KSP Inisiasi Pembentukan Gugus Tugas RUU PKS

Marlinda Oktavia Erwanti - detikNews
Rabu, 10 Feb 2021 20:31 WIB
Kepala Staf Kepresidenan Moeldoko bahas pembentukan Gugus Tugas RUU PKS dengan Menteri PPA Bintang dan Wamenkumham (Foto: dok. KSP)
Kepala Staf Kepresidenan Moeldoko membahas pembentukan Gugus Tugas RUU PKS dengan Menteri PPA Bintang dan Wamenkumham (Foto: dok. KSP)
Jakarta -

Kantor Staf Presiden (KSP) menginisiasi pembentukan gugus tugas kementerian dan lembaga untuk mendorong pembahasan Rancangan Undang-Undang Penghapusan Kekerasan Seksual (RUU PKS) oleh DPR.

Gugus tugas ini berfungsi mengawal kinerja politik, aspek substansi, dan komunikasi media, sehingga pembahasan RUU PKS di DPR berlangsung efektif dan segera dapat diundangkan.

"Sehingga RUU PKS bisa selesai tahun ini serta jadi landasan pemerintah dalam menghapus kekerasan yang tidak berperikemanusiaan ini," kata Kepala Staf Kepresidenan Dr Moeldoko saat memimpin rapat koordinasi tingkat kementerian/lembaga terkait RUU PKS di Gedung Bina Graha Jakarta, dalam keterangan tertulis, Rabu (10/2/2021).

Rencananya, gugus tugas ini beranggotakan KSP, Kementerian Hukum dan HAM (Kemenkum HAM), Kementerian Pemberdayaan Perempuan dan Perlindungan Anak (Kemen PPA), Kejaksaan Agung, dan Kepolisian Indonesia.

Moeldoko mengatakan rencana pembentukan gugus tugas RUU PKS sesuai dengan tugas KSP, yakni monitoring, evaluasi, serta debottlenecking masalah terkait program prioritas Presiden. Dalam hal ini, perlindungan warga negara yang bersifat paripurna dan inklusif merupakan bagian program prioritas tersebut, termasuk perlindungan terhadap kekerasan seksual bagi perempuan, anak, penyandang disabilitas, dan kelompok rentan lainnya.

Lebih lanjut, Moeldoko mengungkapkan, pemerintah menyambut baik inisiatif DPR terhadap RUU PKS dan mencermati dengan saksama dinamika yang terjadi dalam proses-proses politik maupun substantif sejak awal. Namun RUU ini sempat mengalami penundaan dalam pembahasan dan tidak di-carry-over DPR pada masa kerja 2019-2024. Akibatnya, RUU PKS tidak masuk dalam Prolegnas 2020 dan memicu kekecewaan dari masyarakat.

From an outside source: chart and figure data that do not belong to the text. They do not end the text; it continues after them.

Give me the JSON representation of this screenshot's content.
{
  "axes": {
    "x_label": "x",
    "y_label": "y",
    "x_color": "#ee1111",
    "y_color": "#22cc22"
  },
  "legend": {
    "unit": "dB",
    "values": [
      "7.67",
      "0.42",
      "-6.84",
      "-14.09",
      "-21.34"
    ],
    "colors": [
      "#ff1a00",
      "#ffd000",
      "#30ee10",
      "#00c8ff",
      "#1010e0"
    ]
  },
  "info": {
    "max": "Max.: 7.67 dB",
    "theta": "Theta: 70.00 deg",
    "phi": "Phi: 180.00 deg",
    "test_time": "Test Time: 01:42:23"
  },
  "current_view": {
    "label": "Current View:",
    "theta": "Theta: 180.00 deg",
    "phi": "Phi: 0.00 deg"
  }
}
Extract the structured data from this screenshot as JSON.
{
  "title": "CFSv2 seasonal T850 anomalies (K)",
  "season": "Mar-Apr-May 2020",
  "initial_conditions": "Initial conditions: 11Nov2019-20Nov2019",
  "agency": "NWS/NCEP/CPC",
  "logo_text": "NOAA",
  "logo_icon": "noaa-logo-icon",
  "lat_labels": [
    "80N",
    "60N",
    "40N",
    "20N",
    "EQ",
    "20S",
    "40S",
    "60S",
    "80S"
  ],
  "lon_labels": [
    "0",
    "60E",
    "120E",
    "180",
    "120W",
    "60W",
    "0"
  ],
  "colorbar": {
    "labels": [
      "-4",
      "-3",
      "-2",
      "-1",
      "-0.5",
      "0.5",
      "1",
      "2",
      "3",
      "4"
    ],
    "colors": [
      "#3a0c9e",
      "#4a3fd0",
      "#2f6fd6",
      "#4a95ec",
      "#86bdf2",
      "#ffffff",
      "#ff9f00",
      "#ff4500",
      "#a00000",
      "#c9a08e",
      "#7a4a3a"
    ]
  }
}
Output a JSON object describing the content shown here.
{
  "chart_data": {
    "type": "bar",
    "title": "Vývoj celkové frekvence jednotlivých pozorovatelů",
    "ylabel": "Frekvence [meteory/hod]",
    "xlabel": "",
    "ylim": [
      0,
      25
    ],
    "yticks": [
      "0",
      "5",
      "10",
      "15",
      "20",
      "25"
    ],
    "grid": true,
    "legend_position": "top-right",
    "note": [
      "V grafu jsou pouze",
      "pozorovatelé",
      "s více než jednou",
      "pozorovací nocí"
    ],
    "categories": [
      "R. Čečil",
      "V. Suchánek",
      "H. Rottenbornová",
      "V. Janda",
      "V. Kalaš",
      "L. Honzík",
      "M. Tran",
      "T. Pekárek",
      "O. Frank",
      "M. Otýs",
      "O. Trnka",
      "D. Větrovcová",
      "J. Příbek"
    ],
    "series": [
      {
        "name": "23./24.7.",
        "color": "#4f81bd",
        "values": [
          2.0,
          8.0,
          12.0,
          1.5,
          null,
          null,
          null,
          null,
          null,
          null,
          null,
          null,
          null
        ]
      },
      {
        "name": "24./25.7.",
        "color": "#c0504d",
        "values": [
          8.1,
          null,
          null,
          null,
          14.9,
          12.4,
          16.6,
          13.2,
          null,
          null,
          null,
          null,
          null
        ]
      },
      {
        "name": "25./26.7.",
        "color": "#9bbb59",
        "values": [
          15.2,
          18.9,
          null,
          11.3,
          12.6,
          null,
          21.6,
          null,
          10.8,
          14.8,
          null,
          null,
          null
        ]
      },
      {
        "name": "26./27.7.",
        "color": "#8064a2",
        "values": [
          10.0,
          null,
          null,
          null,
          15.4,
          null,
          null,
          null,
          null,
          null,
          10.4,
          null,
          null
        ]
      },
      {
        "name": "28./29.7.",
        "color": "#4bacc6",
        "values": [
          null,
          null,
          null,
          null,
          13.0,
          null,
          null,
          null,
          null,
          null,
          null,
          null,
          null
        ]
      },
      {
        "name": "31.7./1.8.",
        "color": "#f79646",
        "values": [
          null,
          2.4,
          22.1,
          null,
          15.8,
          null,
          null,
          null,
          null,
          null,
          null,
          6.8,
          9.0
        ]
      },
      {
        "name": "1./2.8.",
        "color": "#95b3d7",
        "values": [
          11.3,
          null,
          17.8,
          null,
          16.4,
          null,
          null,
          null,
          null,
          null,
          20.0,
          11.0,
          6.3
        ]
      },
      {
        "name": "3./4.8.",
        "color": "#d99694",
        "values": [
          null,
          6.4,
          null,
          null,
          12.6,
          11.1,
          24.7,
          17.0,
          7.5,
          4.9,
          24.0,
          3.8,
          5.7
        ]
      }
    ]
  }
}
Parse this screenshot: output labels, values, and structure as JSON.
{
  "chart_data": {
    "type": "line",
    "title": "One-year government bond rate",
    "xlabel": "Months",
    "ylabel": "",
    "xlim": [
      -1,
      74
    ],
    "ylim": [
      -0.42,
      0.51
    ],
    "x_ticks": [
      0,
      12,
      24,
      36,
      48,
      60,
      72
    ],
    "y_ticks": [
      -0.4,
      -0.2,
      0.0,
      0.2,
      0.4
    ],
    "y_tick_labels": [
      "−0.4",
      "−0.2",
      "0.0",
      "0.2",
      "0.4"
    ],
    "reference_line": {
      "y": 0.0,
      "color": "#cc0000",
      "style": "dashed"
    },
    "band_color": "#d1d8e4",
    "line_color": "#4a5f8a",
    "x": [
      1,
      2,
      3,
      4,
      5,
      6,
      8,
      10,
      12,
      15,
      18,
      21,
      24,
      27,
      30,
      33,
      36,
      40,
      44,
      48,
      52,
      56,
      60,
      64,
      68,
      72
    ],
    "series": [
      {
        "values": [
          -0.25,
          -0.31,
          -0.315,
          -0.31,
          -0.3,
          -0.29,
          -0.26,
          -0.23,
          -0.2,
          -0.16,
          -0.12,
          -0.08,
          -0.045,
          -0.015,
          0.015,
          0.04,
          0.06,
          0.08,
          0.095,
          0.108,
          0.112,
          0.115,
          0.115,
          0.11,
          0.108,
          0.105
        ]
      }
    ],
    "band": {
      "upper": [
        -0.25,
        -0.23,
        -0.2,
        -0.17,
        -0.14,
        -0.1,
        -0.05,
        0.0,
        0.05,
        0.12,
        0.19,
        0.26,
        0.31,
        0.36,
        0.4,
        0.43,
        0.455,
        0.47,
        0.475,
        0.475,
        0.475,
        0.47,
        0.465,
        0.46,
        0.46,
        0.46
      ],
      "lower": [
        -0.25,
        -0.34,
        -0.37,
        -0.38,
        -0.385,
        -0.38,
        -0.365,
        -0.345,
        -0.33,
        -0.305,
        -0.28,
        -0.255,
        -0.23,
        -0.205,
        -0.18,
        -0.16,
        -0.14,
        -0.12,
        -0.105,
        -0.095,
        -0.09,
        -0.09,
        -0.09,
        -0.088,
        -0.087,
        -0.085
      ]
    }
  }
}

"Hal tersebut memunculkan kekecewaan dari masyarakat luas seiring terus meningkatnya kasus kekerasan seksual, terutama pada anak-anak perempuan. Kekerasan seksual harus dihapuskan karena secara tragis menghancurkan masa depan anak-anak Indonesia, yang diharapkan akan melanjutkan estafet bangsa menjadi Indonesia yang tangguh dan maju," jelas Moeldoko.

Deputi V KSP Jaleswari Pramodhawardani menambahkan, gugus tugas untuk mengawal RUU PKS memerlukan intensitas dan kapasitas dari kementerian dan lembaga. Gugus tugas ini juga perlu melibatkan organisasi masyarakat perempuan.

"Sehingga rencana kolaborasi ke depan bisa berjalan baik melalui koherensi, sinkronisasi, dan harmonisasi dalam menanggulangi meningkatnya kekerasan seksual terhadap perempuan," tutur Jaleswari.

Hadir pada kesempatan ini Menteri PPA I Gusti Ayu Bintang Darmawati, yang setuju adanya gugus tugas agar kementerian dan lembaga bisa menentukan langkah cepat, siapa berbuat apa, terutama berkaitan dengan politik, substansi, dan media dalam mengawal RUU PKS.

Adapun Wamenkum HAM Eddy Hiariej berharap pembahasan RUU PKS tidak hanya di satu komisi di DPR saja, melainkan melibatkan Badan Legislatif karena isunya merupakan lintas komisi. Selain Kementerian PPPA dan Kemenkum HAM, rapat ini juga dihadiri perwakilan Kejaksaan Agung dan Kepolisian Republik Indonesia.